Hanidir sokaklardaydı. Saçak altlarında, pencere pervazlarında, ağaçların, yaprakları dökülmeye başlamış dallarında… Yaz nasıl da çabuk geçmişti. Gökyüzü alabildiğine maviydi. Beyaz, pamuk gibi bulut kümeleri altında kanat çırpıyor, özgürlüğün tadını çıkarıyordu. Adını bile unutmuştu çoktan. O, bir sokak kuşuydu. Kırmızı çatıların, kararmış yüksek bacaların üstünden geçiyordu. Nereye gittiğini bilmiyordu. Kafesinden çıkıp gökyüzünün maviliğine dalalı çok zaman olmuştu. Binalar yine yüksekti, sokaklar yine kalabalık. Caddelerden gürültüler çıkaran araçlar akıyordu.

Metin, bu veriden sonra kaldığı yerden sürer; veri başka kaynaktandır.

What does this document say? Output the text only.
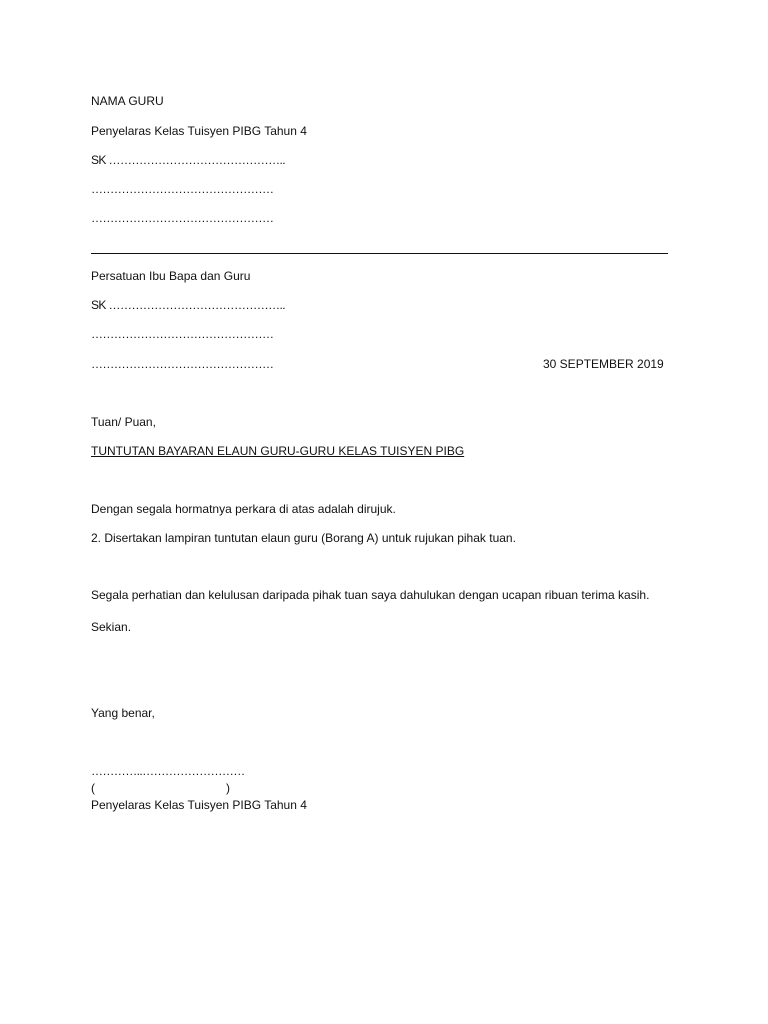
NAMA GURU
Penyelaras Kelas Tuisyen PIBG Tahun 4
SK ………………………………………..
…………………………………………
…………………………………………
Persatuan Ibu Bapa dan Guru
SK ………………………………………..
…………………………………………
…………………………………………	30 SEPTEMBER 2019
Tuan/ Puan,
TUNTUTAN BAYARAN ELAUN GURU-GURU KELAS TUISYEN PIBG
Dengan segala hormatnya perkara di atas adalah dirujuk.
2. Disertakan lampiran tuntutan elaun guru (Borang A) untuk rujukan pihak tuan.
Segala perhatian dan kelulusan daripada pihak tuan saya dahulukan dengan ucapan ribuan terima kasih.
Sekian.
Yang benar,
…………..………………………
(	)
Penyelaras Kelas Tuisyen PIBG Tahun 4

Parkların dışında ağaçlar pek azdı. Ama yine de başka bir şehir olmalıydı burası. Bunca zaman hep aynı yerlerde dönüp durmuş olamazdı. Ne çok şey akıp gitmişti, kanatlarının altından. İçinde kendisi için gerekli her şeyin bulundurulduğu minik kafesinden kaçtığında, ağaçlar tomurcuğa durmuştu. Önce evin pencerelerini açmışlardı. İçeri dolan hava mis gibi kokuyordu. Ne olduğunu şaşırmıştı küçük kuş. O tünekten bu tüneğe atlıyor, kanat çırpıyor, ötüyordu. Kendisine öğretilen sözcükleri hiç nazlanmadan, yorulmadan yineliyordu. Sonra dantellerle süslü kafesini balkona çıkarmışlardı. Bütün kışı içinde geçirdiği odaya hiç benzemiyordu balkon. Kafesi astıkları yerden bütün sokak görünüyordu.

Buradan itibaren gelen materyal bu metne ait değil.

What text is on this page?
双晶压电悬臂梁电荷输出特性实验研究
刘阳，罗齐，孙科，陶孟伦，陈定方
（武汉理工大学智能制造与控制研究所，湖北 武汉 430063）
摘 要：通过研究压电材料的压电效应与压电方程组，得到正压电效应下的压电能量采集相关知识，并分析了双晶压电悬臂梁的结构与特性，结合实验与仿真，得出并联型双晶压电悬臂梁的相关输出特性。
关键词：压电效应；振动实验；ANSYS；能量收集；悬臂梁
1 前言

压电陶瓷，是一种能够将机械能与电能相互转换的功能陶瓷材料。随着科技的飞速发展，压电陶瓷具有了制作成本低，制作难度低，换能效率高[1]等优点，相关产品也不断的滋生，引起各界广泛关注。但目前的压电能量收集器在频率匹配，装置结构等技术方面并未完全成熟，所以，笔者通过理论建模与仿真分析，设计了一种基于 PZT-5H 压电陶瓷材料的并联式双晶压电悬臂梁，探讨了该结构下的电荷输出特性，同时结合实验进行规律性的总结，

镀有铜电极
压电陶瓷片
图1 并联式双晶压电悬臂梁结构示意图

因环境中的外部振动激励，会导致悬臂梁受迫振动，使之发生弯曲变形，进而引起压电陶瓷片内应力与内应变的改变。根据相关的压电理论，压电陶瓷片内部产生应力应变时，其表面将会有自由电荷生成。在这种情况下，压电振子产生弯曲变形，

Evin önündeki bahçede kocaman bir ıhlamur ağacı vardı. O güne değin hiç görmediği küçük kuşlar gelmeye başlamıştı balkona. Gagasını yemliğe vurdukça sıçrayıp balkona dağılan yemleri, minik gagalarıyla topluyorlardı. Kanatları kestane renkli, karınları griydi. Ötücü kuşlardı bunlar. Hep kafeste yaşayan kuş, onların serçe olduğunu bilmiyordu elbette. Yere düşen yemler bitince, serçeler toplu olarak kanat çırpıp ıhlamura uçuyordu. Civil cıvıldılar. Oyunlar oynayarak oradan oraya sıçrıyor, sonra uçup gidiyorlardı. Onlara bakıp hayretler içinde kalıyordu, kafesteki minik kuş. Bir de iri iri kuşlar vardı balkona gelen. Kafesine yem koyan küçük çocuğun ufaladığı ekmek kırıntılarını yiyorlardı. Guguk kuşlarıydı bunlar. Hiç aceleleri yok gibiydi. Öteki küçük kuşlar gibi seslerden ürktükleri filan da yoktu.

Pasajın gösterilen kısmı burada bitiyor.